In the first decades after its creation, its main purpose was to destroy Israel and replace it with a state with cent per cent Palestinian population. There were attacks on Israeli civilians but all of this ended when in 1993, Israel recognized PLO as the legal representative of Palestinians and in return made PLO accept Israel’s right to exist which marked the beginning of actual peace negotiations between the would-be states.
Now meanwhile, the Israeli government began to establish Jewish settlements in what had been Palestinian ‘territory’, including East Jerusalem, the West Bank, and the Gaza Strip. According to the international law, these settlements are illegals but the Israelis contest it saying that since Palestine is not really a state, just a territory, the establishments are not really illegal.
Then started the series of Intifada, which literally means “shaking off.”
Palestinians launched the first intifada in the late 1980s, and this began with boycotting Israeli products and services and refusing to pay Israeli taxes. Violence worsened when the Israeli army came into play. This led to the founding of Hamas, a Palestinian Islamist political organization and militant group that longed for the war on Israel since it’s founding in 1987, through suicide bombings and rocket attacks, the first being in 1993. On the other hand, Hamas was also working on the social front in Gaza. It was contributing in making schools, clinics, and mosques.
The first suicide bombing also led to the Oslo Accords, and the peace process, based on United Nations Security Council Resolution 242. There was a lot at stake apart from the borders that looked like a jigsaw puzzle, like the question of Jewish Settlement, water rights and the rights of refugees.
Then Bill Clinton initiated a peace deal between the two states but unfortunately, it didn’t happen either. A leap to 2000, the beginning of a new millennium witnessed Prime Minister candidate Ariel Sharon leading a group of 1,000 armed guards to the Temple Mount in the Old City of Jerusalem, Al-Aqsa Mosque, which is the third-holiest site in Islam and the holiest site in Judaism, meaning, not a good place to go there with thousand-armed men. This obviously kindled the fire which led to the Second Intifada. A thousand Israelis and three thousand Palestinians were killed.
In 2002, Israel, as a matter of ‘self-defence’ began constructing a wall around the West Bank but ‘illegally’ crossed the borders to include many Israeli Settlements of the other side.
Not much later, Hamas won the elections and since then Palestine has been poorly governed by Hamas and the Palestinian Authority.

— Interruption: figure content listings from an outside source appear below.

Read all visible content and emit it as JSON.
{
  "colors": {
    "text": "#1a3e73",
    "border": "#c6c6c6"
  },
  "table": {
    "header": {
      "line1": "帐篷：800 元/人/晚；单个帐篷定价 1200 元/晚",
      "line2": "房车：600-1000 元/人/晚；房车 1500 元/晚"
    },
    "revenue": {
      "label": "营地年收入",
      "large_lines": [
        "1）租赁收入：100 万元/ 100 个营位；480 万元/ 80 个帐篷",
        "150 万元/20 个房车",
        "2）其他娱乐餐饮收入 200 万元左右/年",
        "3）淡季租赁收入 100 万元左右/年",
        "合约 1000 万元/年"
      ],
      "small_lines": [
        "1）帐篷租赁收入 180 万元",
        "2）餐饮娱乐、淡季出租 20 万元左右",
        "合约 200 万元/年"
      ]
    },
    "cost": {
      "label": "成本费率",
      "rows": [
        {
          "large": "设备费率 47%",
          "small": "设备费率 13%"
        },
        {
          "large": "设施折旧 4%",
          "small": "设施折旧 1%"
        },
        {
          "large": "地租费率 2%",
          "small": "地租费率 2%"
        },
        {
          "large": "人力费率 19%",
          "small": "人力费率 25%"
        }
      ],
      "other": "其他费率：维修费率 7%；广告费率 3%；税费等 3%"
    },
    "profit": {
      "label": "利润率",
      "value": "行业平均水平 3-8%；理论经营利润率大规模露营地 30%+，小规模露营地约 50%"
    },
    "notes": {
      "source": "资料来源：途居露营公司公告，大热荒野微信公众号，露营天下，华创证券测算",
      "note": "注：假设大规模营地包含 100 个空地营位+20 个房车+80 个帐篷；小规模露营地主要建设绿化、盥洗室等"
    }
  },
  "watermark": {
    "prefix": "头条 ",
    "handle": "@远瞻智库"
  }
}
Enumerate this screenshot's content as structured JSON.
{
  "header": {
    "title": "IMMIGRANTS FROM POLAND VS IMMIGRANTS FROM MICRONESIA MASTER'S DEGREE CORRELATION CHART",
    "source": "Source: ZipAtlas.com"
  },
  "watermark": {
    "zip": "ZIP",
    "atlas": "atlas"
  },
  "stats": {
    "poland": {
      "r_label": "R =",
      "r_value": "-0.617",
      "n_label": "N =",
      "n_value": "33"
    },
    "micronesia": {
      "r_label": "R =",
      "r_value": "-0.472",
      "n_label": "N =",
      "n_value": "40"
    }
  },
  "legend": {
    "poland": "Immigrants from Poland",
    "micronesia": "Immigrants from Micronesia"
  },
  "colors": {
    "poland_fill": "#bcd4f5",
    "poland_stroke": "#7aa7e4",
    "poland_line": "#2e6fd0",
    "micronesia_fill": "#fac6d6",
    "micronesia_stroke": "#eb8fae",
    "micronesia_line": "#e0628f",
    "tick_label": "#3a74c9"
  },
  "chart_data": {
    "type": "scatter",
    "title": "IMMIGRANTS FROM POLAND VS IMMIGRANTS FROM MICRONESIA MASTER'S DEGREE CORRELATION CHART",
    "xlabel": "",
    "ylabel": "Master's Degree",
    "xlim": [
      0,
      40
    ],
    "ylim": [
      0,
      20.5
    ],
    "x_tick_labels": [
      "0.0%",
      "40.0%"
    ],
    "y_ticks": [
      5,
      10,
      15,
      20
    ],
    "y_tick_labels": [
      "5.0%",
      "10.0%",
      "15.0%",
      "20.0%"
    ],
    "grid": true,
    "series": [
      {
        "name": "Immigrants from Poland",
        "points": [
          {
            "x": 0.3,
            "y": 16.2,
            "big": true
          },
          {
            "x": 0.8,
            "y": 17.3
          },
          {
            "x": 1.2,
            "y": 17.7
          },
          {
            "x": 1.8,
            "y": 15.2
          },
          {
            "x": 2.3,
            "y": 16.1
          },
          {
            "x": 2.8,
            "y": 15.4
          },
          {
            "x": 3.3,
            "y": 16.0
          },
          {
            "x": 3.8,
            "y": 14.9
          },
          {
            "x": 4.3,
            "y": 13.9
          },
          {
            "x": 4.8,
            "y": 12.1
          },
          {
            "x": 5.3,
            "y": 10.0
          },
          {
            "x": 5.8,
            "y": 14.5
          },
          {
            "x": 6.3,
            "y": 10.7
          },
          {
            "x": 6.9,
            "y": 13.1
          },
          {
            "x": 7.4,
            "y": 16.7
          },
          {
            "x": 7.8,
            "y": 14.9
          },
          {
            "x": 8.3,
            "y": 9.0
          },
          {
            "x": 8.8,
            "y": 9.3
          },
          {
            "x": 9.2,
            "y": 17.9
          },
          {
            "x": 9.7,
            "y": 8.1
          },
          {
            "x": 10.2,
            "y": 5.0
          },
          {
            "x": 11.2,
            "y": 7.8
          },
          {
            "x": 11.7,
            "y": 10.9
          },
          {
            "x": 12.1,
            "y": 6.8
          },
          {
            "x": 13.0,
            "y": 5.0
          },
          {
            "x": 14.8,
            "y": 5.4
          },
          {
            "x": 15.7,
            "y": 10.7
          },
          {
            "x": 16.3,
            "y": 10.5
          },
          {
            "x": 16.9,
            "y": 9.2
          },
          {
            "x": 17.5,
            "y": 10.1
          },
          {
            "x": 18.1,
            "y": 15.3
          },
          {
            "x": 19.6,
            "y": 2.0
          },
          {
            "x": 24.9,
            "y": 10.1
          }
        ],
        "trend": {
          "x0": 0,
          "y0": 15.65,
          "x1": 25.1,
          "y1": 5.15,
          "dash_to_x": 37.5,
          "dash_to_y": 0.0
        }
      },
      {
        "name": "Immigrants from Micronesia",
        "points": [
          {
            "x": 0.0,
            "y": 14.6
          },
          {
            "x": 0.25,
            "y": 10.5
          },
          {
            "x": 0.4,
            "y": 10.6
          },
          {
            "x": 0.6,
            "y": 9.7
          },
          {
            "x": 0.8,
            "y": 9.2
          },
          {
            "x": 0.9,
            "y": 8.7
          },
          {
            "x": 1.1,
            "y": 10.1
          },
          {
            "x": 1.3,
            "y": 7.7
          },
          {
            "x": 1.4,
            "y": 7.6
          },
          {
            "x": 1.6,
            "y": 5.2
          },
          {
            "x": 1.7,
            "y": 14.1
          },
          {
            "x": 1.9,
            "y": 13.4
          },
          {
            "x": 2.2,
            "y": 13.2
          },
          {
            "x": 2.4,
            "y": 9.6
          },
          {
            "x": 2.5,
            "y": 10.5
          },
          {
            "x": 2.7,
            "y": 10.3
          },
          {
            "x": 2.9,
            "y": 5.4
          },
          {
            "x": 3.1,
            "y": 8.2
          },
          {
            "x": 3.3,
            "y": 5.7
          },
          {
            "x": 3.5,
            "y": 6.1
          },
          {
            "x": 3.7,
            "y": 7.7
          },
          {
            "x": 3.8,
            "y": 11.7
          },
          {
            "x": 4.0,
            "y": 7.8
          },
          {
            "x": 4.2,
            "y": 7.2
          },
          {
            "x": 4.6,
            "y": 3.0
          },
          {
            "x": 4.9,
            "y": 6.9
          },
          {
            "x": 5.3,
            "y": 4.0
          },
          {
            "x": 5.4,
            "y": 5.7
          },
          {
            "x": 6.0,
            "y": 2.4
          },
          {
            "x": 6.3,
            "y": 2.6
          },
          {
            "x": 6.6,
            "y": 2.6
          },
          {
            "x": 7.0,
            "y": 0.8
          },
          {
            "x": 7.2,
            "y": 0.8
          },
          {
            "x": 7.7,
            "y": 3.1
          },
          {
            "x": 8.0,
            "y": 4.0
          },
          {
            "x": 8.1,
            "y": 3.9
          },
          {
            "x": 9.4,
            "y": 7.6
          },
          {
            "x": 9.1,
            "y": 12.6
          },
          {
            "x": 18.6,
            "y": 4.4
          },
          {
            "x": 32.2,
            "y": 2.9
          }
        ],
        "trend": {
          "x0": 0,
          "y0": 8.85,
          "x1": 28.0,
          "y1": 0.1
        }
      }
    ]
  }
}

They have initiated rocket attacks on Israel and Israel responded by invading Palestinian territory that led to the killing of thousands of Palestinians.
Both parties have failed to understand the narrative of the other side. ‘To Palestine, the Palestinian people have been denied a state not just since the formation of Israel, but also for decades before that, and now they live under what amounts to a military occupation and to Israel, the Jewish people clearly need a homeland, which the United Nations established.’
These are the two possible ways to end the conflict peacefully. The “one-state solution”, that would merge Israel, the West Bank, and the Gaza Strip into one big country. There are two possible dimensions to the one-state solution:
One, that since the Arab Muslims would outnumber the Jews, it would take away the status of Israel being the ‘only Jewish state’ and would leave the Jews being minority. The other favouring the Israelis, by forcing out Palestinians or denying them the right to vote.
The “two-state solution”, that would create an independent Israel and Palestine which has been the mainstream approach to resolve the conflict.
Let us just hope that both of them understand that war is not the solution and neither is an invasion.